Fig. 2 |. Prioritization increases proteome coverage, sensitivity and data completeness of single-cell protein analysis.

Fig. 2 |

a, Relative to shotgun analysis, prioritization increased the fraction of MS2 scans assigned to peptide sequences (n = 8 experiments per box plot), the number of peptides per run (60-min active gradient; n = 8 experiments per box plot) and the number of quantified proteins per single cell (n = 97 single cells per box plot). b, Prioritized analysis enables increased sensitivity and dynamic range while analyzing more peptides than shotgun analysis with matched parameters. n = 8 experiments per analysis method. Data are represented by the median, and error bars denote s.d.
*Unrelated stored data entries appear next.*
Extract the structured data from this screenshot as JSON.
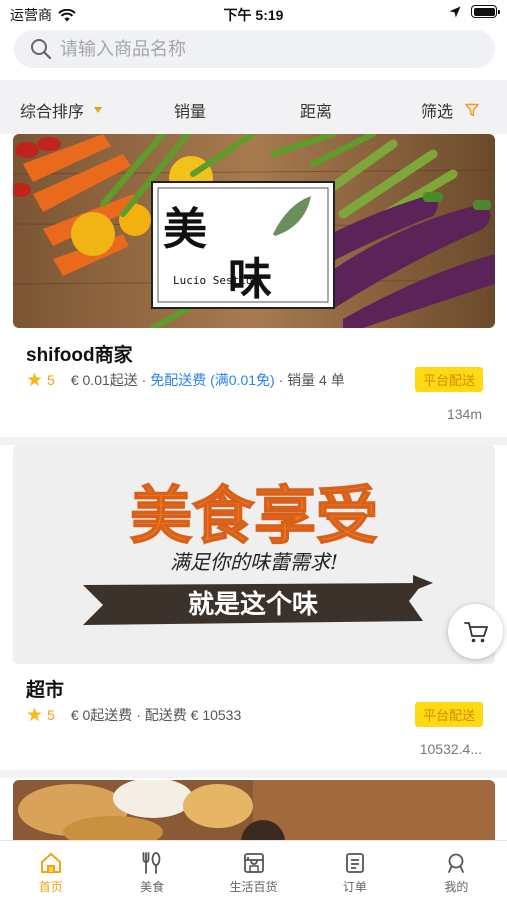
{
  "status_bar": {
    "carrier": "运营商",
    "time": "下午 5:19"
  },
  "search": {
    "placeholder": "请输入商品名称"
  },
  "filters": {
    "sort": "综合排序",
    "sales": "销量",
    "distance": "距离",
    "filter": "筛选"
  },
  "colors": {
    "accent": "#f5a20f",
    "badge_bg": "#ffda12",
    "link_blue": "#2b82f0",
    "star": "#f6b81b"
  },
  "stores": [
    {
      "name": "shifood商家",
      "rating": "5",
      "min_order": "€ 0.01起送 ·",
      "delivery_fee": "免配送费 (满0.01免)",
      "sales": "· 销量 4 单",
      "badge": "平台配送",
      "distance": "134m",
      "banner_logo_text": "美味",
      "banner_logo_sub": "Lucio Sestio"
    },
    {
      "name": "超市",
      "rating": "5",
      "min_order": "€ 0起送费 ·",
      "delivery_fee": "配送费 € 10533",
      "badge": "平台配送",
      "distance": "10532.4...",
      "banner_title": "美食享受",
      "banner_handwriting": "满足你的味蕾需求!",
      "banner_ribbon": "就是这个味"
    }
  ],
  "tabs": [
    {
      "label": "首页",
      "icon": "home-icon",
      "active": true
    },
    {
      "label": "美食",
      "icon": "utensils-icon"
    },
    {
      "label": "生活百货",
      "icon": "store-icon"
    },
    {
      "label": "订单",
      "icon": "orders-icon"
    },
    {
      "label": "我的",
      "icon": "profile-icon"
    }
  ]
}
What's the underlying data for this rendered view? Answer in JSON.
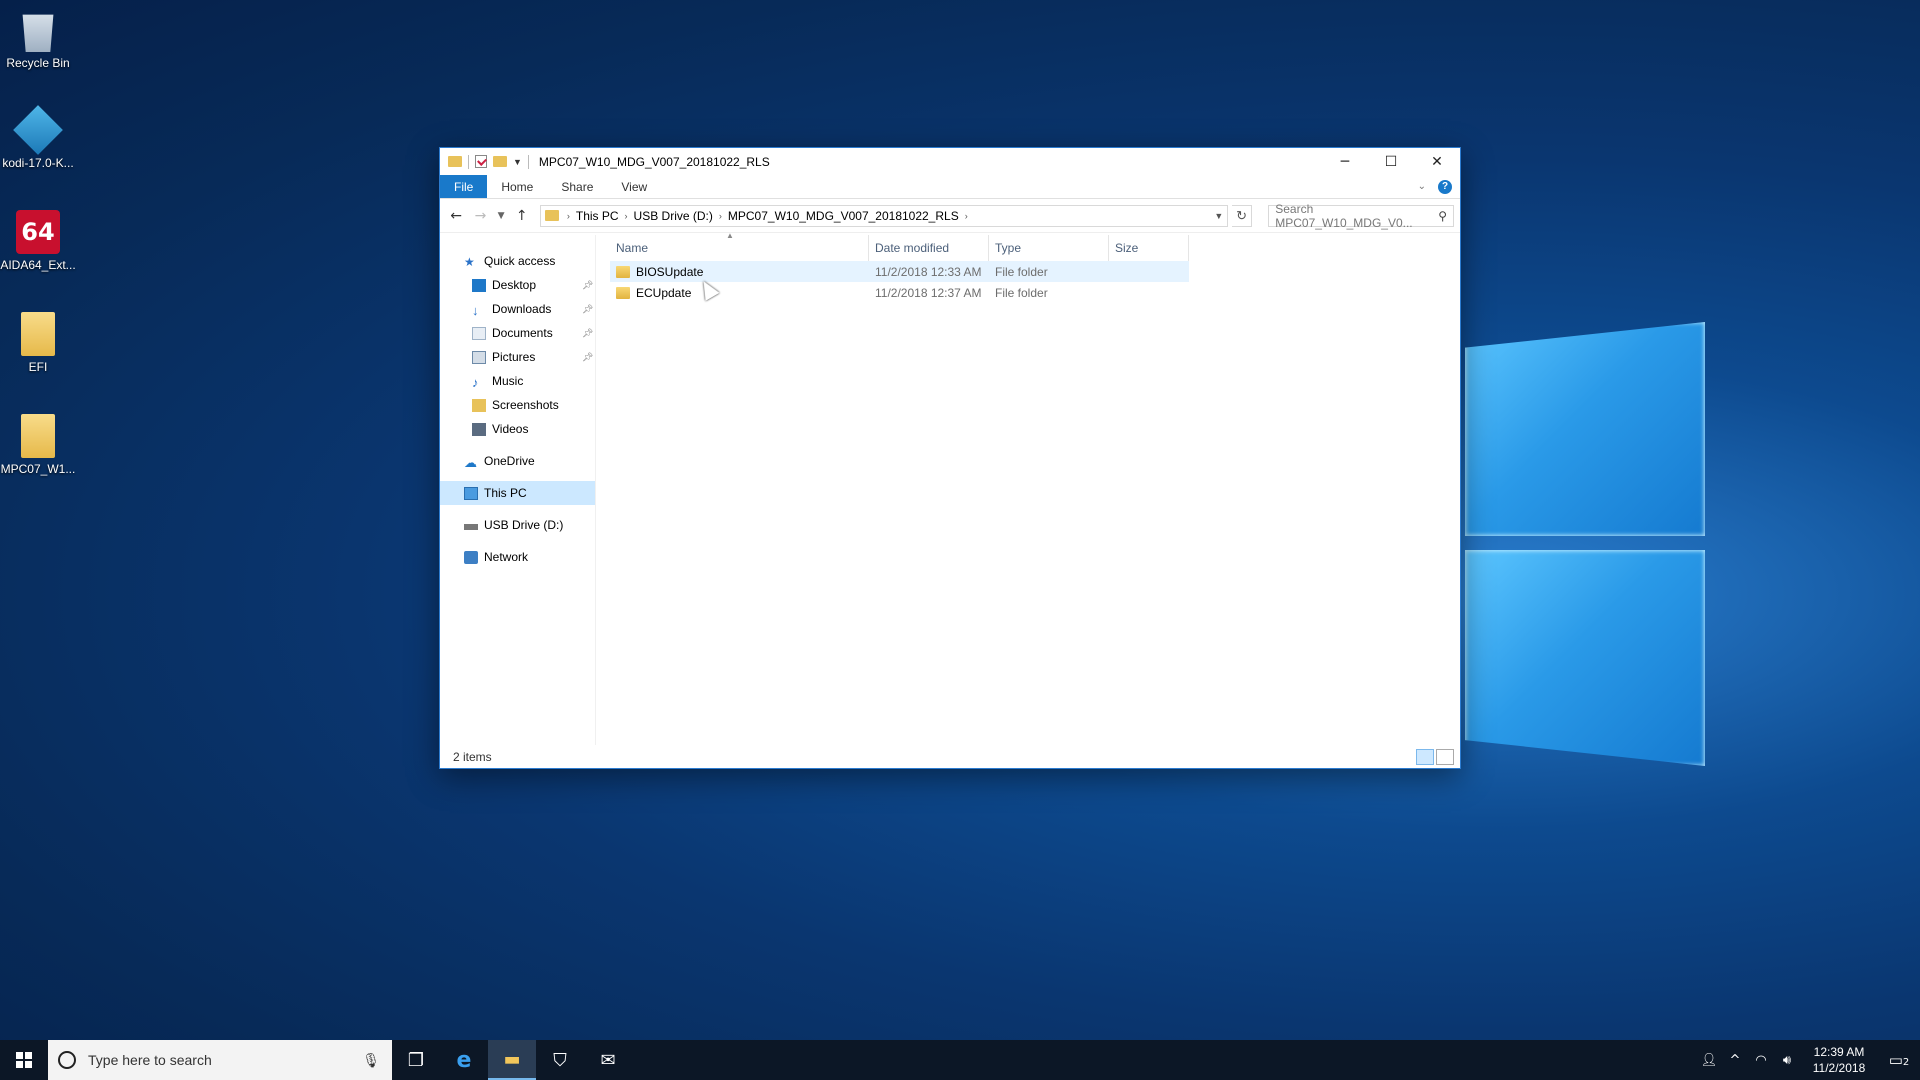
{
  "desktop": {
    "icons": [
      {
        "label": "Recycle Bin",
        "icon": "recycle-bin-icon"
      },
      {
        "label": "kodi-17.0-K...",
        "icon": "kodi-icon"
      },
      {
        "label": "AIDA64_Ext...",
        "icon": "aida64-icon",
        "badge": "64"
      },
      {
        "label": "EFI",
        "icon": "folder-icon"
      },
      {
        "label": "MPC07_W1...",
        "icon": "folder-icon"
      }
    ]
  },
  "window": {
    "title": "MPC07_W10_MDG_V007_20181022_RLS",
    "controls": {
      "minimize": "─",
      "maximize": "☐",
      "close": "✕"
    },
    "ribbon_tabs": [
      "File",
      "Home",
      "Share",
      "View"
    ],
    "help": "?",
    "address": {
      "crumbs": [
        "This PC",
        "USB Drive (D:)",
        "MPC07_W10_MDG_V007_20181022_RLS"
      ]
    },
    "search_placeholder": "Search MPC07_W10_MDG_V0...",
    "nav": {
      "quick_access": "Quick access",
      "pinned": [
        {
          "label": "Desktop",
          "pinned": true,
          "icon": "desktop-icon",
          "color": "#1e78c8"
        },
        {
          "label": "Downloads",
          "pinned": true,
          "icon": "download-icon",
          "color": "#2a72c8"
        },
        {
          "label": "Documents",
          "pinned": true,
          "icon": "documents-icon",
          "color": "#9fb3c8"
        },
        {
          "label": "Pictures",
          "pinned": true,
          "icon": "pictures-icon",
          "color": "#6d8aa8"
        },
        {
          "label": "Music",
          "pinned": false,
          "icon": "music-icon",
          "color": "#2a72c8"
        },
        {
          "label": "Screenshots",
          "pinned": false,
          "icon": "folder-icon",
          "color": "#e8c25a"
        },
        {
          "label": "Videos",
          "pinned": false,
          "icon": "videos-icon",
          "color": "#5a6b80"
        }
      ],
      "onedrive": "OneDrive",
      "this_pc": "This PC",
      "usb": "USB Drive (D:)",
      "network": "Network"
    },
    "columns": [
      "Name",
      "Date modified",
      "Type",
      "Size"
    ],
    "files": [
      {
        "name": "BIOSUpdate",
        "date": "11/2/2018 12:33 AM",
        "type": "File folder",
        "size": ""
      },
      {
        "name": "ECUpdate",
        "date": "11/2/2018 12:37 AM",
        "type": "File folder",
        "size": ""
      }
    ],
    "status": "2 items"
  },
  "taskbar": {
    "search_placeholder": "Type here to search",
    "apps": [
      {
        "name": "task-view",
        "glyph": "❐"
      },
      {
        "name": "edge",
        "glyph": "e"
      },
      {
        "name": "file-explorer",
        "glyph": "▬",
        "active": true
      },
      {
        "name": "store",
        "glyph": "⛉"
      },
      {
        "name": "mail",
        "glyph": "✉"
      }
    ],
    "time": "12:39 AM",
    "date": "11/2/2018",
    "notifications": "2"
  }
}
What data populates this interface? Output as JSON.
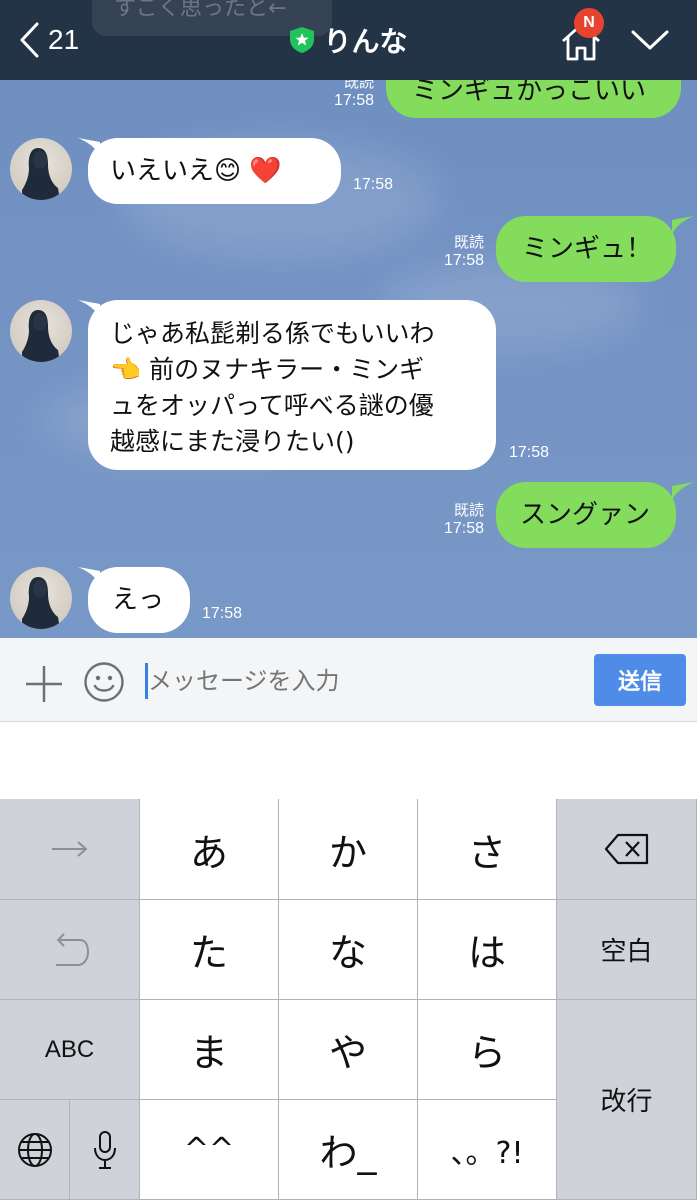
{
  "header": {
    "back_count": "21",
    "title": "りんな",
    "notification_badge": "N",
    "ghost_text": "すごく思ったと←"
  },
  "messages": [
    {
      "side": "right",
      "text": "ミンギュかっこいい",
      "read": "既読",
      "time": "17:58"
    },
    {
      "side": "left",
      "text": "いえいえ😊 ❤️",
      "time": "17:58"
    },
    {
      "side": "right",
      "text": "ミンギュ！",
      "read": "既読",
      "time": "17:58"
    },
    {
      "side": "left",
      "lines": [
        "じゃあ私髭剃る係でもいいわ",
        "👈 前のヌナキラー・ミンギ",
        "ュをオッパって呼べる謎の優",
        "越感にまた浸りたい()"
      ],
      "time": "17:58"
    },
    {
      "side": "right",
      "text": "スングァン",
      "read": "既読",
      "time": "17:58"
    },
    {
      "side": "left",
      "text": "えっ",
      "time": "17:58"
    }
  ],
  "input": {
    "placeholder": "メッセージを入力",
    "send_label": "送信"
  },
  "keyboard": {
    "row1": [
      "あ",
      "か",
      "さ"
    ],
    "row2": [
      "た",
      "な",
      "は"
    ],
    "row3": [
      "ま",
      "や",
      "ら"
    ],
    "row4": [
      "^^",
      "わ_",
      "、。?!"
    ],
    "space_label": "空白",
    "return_label": "改行",
    "abc_label": "ABC"
  },
  "colors": {
    "header_bg": "#243447",
    "chat_bg": "#7493c4",
    "sent_bubble": "#83dc5b",
    "received_bubble": "#ffffff",
    "send_button": "#4f8ce7"
  }
}
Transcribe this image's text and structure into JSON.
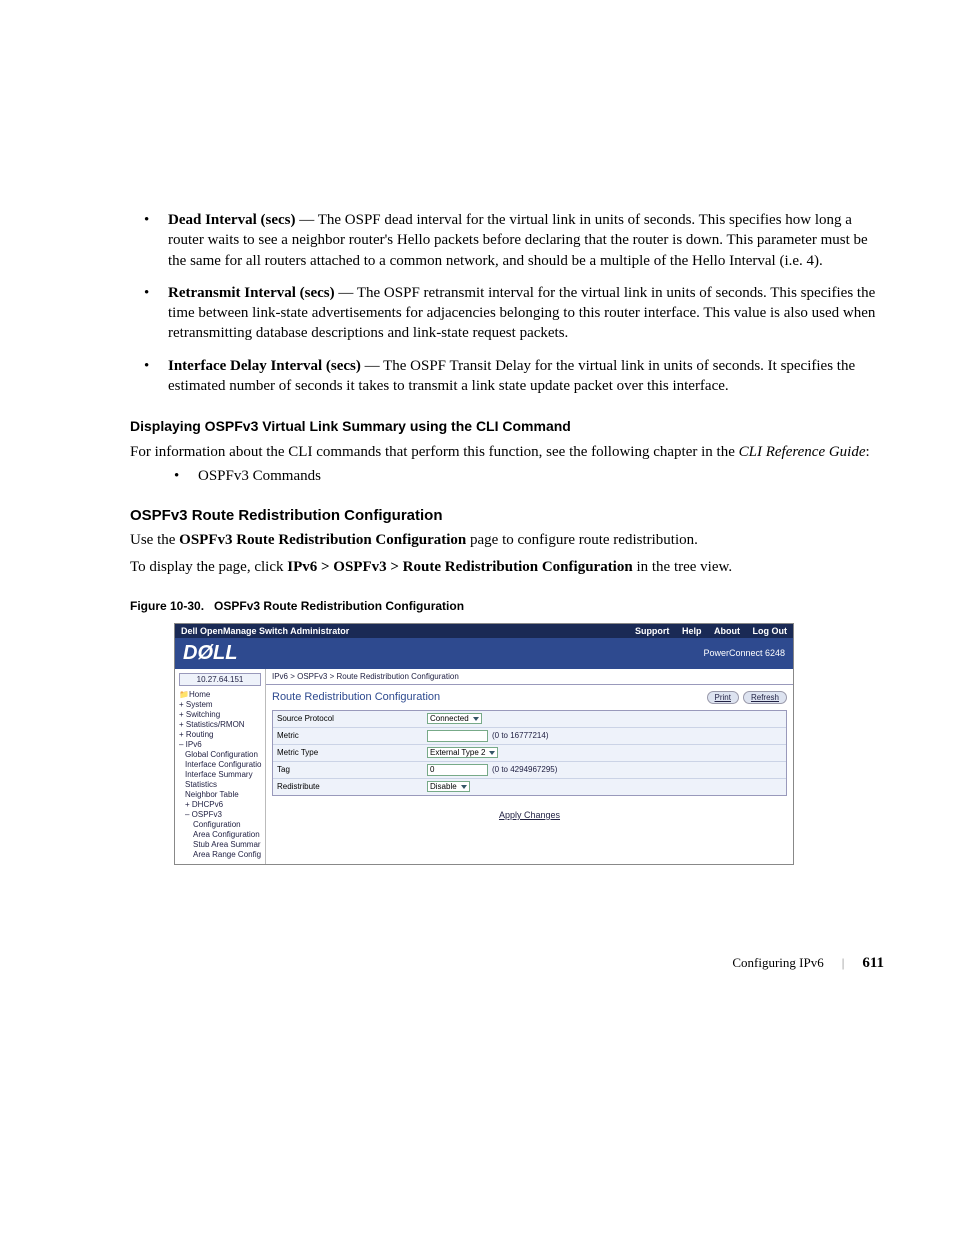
{
  "bullets": [
    {
      "term": "Dead Interval (secs)",
      "desc": " — The OSPF dead interval for the virtual link in units of seconds. This specifies how long a router waits to see a neighbor router's Hello packets before declaring that the router is down. This parameter must be the same for all routers attached to a common network, and should be a multiple of the Hello Interval (i.e. 4)."
    },
    {
      "term": "Retransmit Interval (secs)",
      "desc": " — The OSPF retransmit interval for the virtual link in units of seconds. This specifies the time between link-state advertisements for adjacencies belonging to this router interface. This value is also used when retransmitting database descriptions and link-state request packets."
    },
    {
      "term": "Interface Delay Interval (secs)",
      "desc": " — The OSPF Transit Delay for the virtual link in units of seconds. It specifies the estimated number of seconds it takes to transmit a link state update packet over this interface."
    }
  ],
  "sub1": "Displaying OSPFv3 Virtual Link Summary using the CLI Command",
  "p1a": "For information about the CLI commands that perform this function, see the following chapter in the ",
  "p1b": "CLI Reference Guide",
  "p1c": ":",
  "inner1": "OSPFv3 Commands",
  "heading2": "OSPFv3 Route Redistribution Configuration",
  "p2_pre": "Use the ",
  "p2_bold": "OSPFv3 Route Redistribution Configuration",
  "p2_post": " page to configure route redistribution.",
  "p3_pre": "To display the page, click ",
  "p3_bold": "IPv6 > OSPFv3 > Route Redistribution Configuration",
  "p3_post": " in the tree view.",
  "figcap_a": "Figure 10-30.",
  "figcap_b": "OSPFv3 Route Redistribution Configuration",
  "ss": {
    "title": "Dell OpenManage Switch Administrator",
    "nav": {
      "support": "Support",
      "help": "Help",
      "about": "About",
      "logout": "Log Out"
    },
    "logo": "DØLL",
    "model": "PowerConnect 6248",
    "ip": "10.27.64.151",
    "tree": {
      "home": "Home",
      "system": "System",
      "switching": "Switching",
      "statsrmon": "Statistics/RMON",
      "routing": "Routing",
      "ipv6": "IPv6",
      "globalcfg": "Global Configuration",
      "ifacecfg": "Interface Configuratio",
      "ifacesum": "Interface Summary",
      "statistics": "Statistics",
      "neighbor": "Neighbor Table",
      "dhcpv6": "DHCPv6",
      "ospfv3": "OSPFv3",
      "cfg": "Configuration",
      "areacfg": "Area Configuration",
      "stubsum": "Stub Area Summar",
      "arearange": "Area Range Config"
    },
    "crumb": "IPv6 > OSPFv3 > Route Redistribution Configuration",
    "pagetitle": "Route Redistribution Configuration",
    "btn_print": "Print",
    "btn_refresh": "Refresh",
    "rows": {
      "r1_label": "Source Protocol",
      "r1_val": "Connected",
      "r2_label": "Metric",
      "r2_val": "",
      "r2_hint": "(0 to 16777214)",
      "r3_label": "Metric Type",
      "r3_val": "External Type 2",
      "r4_label": "Tag",
      "r4_val": "0",
      "r4_hint": "(0 to 4294967295)",
      "r5_label": "Redistribute",
      "r5_val": "Disable"
    },
    "apply": "Apply Changes"
  },
  "footer": {
    "section": "Configuring IPv6",
    "page": "611"
  }
}
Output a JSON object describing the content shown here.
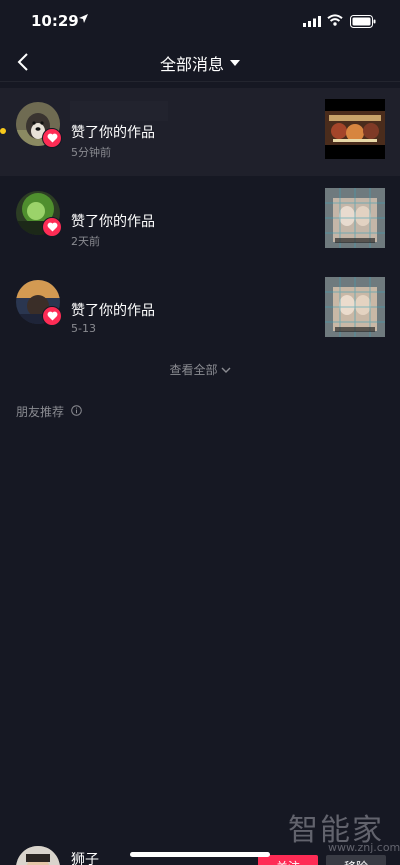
{
  "status_bar": {
    "time": "10:29"
  },
  "header": {
    "title": "全部消息"
  },
  "notifications": [
    {
      "action": "赞了你的作品",
      "time": "5分钟前",
      "unread": true
    },
    {
      "action": "赞了你的作品",
      "time": "2天前",
      "unread": false
    },
    {
      "action": "赞了你的作品",
      "time": "5-13",
      "unread": false
    }
  ],
  "view_all": {
    "label": "查看全部"
  },
  "friends_section": {
    "title": "朋友推荐",
    "recommendation": {
      "name": "狮子",
      "follow_label": "关注",
      "remove_label": "移除"
    }
  },
  "watermark": {
    "text": "智能家",
    "url": "www.znj.com"
  },
  "colors": {
    "background": "#161823",
    "accent": "#fe2c55",
    "unread_dot": "#f8c91c",
    "secondary_text": "#8a8b91"
  }
}
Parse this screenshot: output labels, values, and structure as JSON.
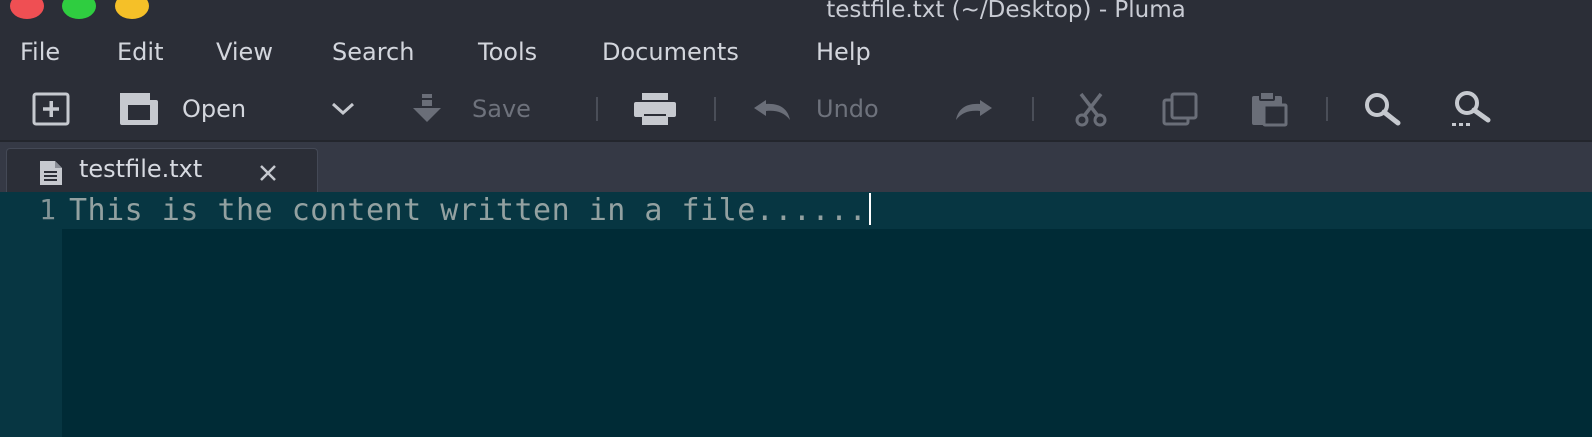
{
  "window": {
    "title": "testfile.txt (~/Desktop) - Pluma",
    "buttons": {
      "close_color": "#ef4f53",
      "maximize_color": "#2fcd40",
      "minimize_color": "#f5c028"
    }
  },
  "menubar": {
    "items": [
      {
        "label": "File"
      },
      {
        "label": "Edit"
      },
      {
        "label": "View"
      },
      {
        "label": "Search"
      },
      {
        "label": "Tools"
      },
      {
        "label": "Documents"
      },
      {
        "label": "Help"
      }
    ]
  },
  "toolbar": {
    "new_icon": "new-document-icon",
    "open_label": "Open",
    "save_label": "Save",
    "undo_label": "Undo",
    "print_icon": "print-icon",
    "redo_icon": "redo-icon",
    "cut_icon": "cut-icon",
    "copy_icon": "copy-icon",
    "paste_icon": "paste-icon",
    "find_icon": "search-icon",
    "replace_icon": "search-replace-icon"
  },
  "tabs": [
    {
      "label": "testfile.txt",
      "icon": "text-document-icon",
      "close_icon": "close-icon",
      "active": true
    }
  ],
  "editor": {
    "lines": [
      {
        "number": "1",
        "text": "This is the content written in a file......"
      }
    ],
    "colors": {
      "background": "#002b36",
      "current_line": "#073642",
      "text": "#93a1a1",
      "line_number": "#839496"
    }
  }
}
Precursor abundances stratified by priority level are displayed in Supplementary Fig. 1. c, A heatmap showing data completeness across single cells (columns) for 1,000 peptides (rows) from the top priority tier. d, Prioritized analysis increases data completeness at both peptide and protein levels across all priority tiers. n = 194 and 206 single cells analyzed by shotgun and prioritization, respectively. e, PCA of the single cells associated with b cluster by cell type. Protein sets enriched in the PCs are visualized by color coding the single cells by the median protein abundance of the set in each cell. All experiments used 60-min active gradients per run and 0.5-Th isolation windows for MS2 scans. All peptide and protein identifications were filtered at 1% FDR with additional filtration criteria detailed in Methods. For all box plots, whiskers display the minimum and maximum values within 1.5 times the interquartile range of the 25th and 75th percentiles, respectively; the 25th percentile, median and 75th percentile are also featured.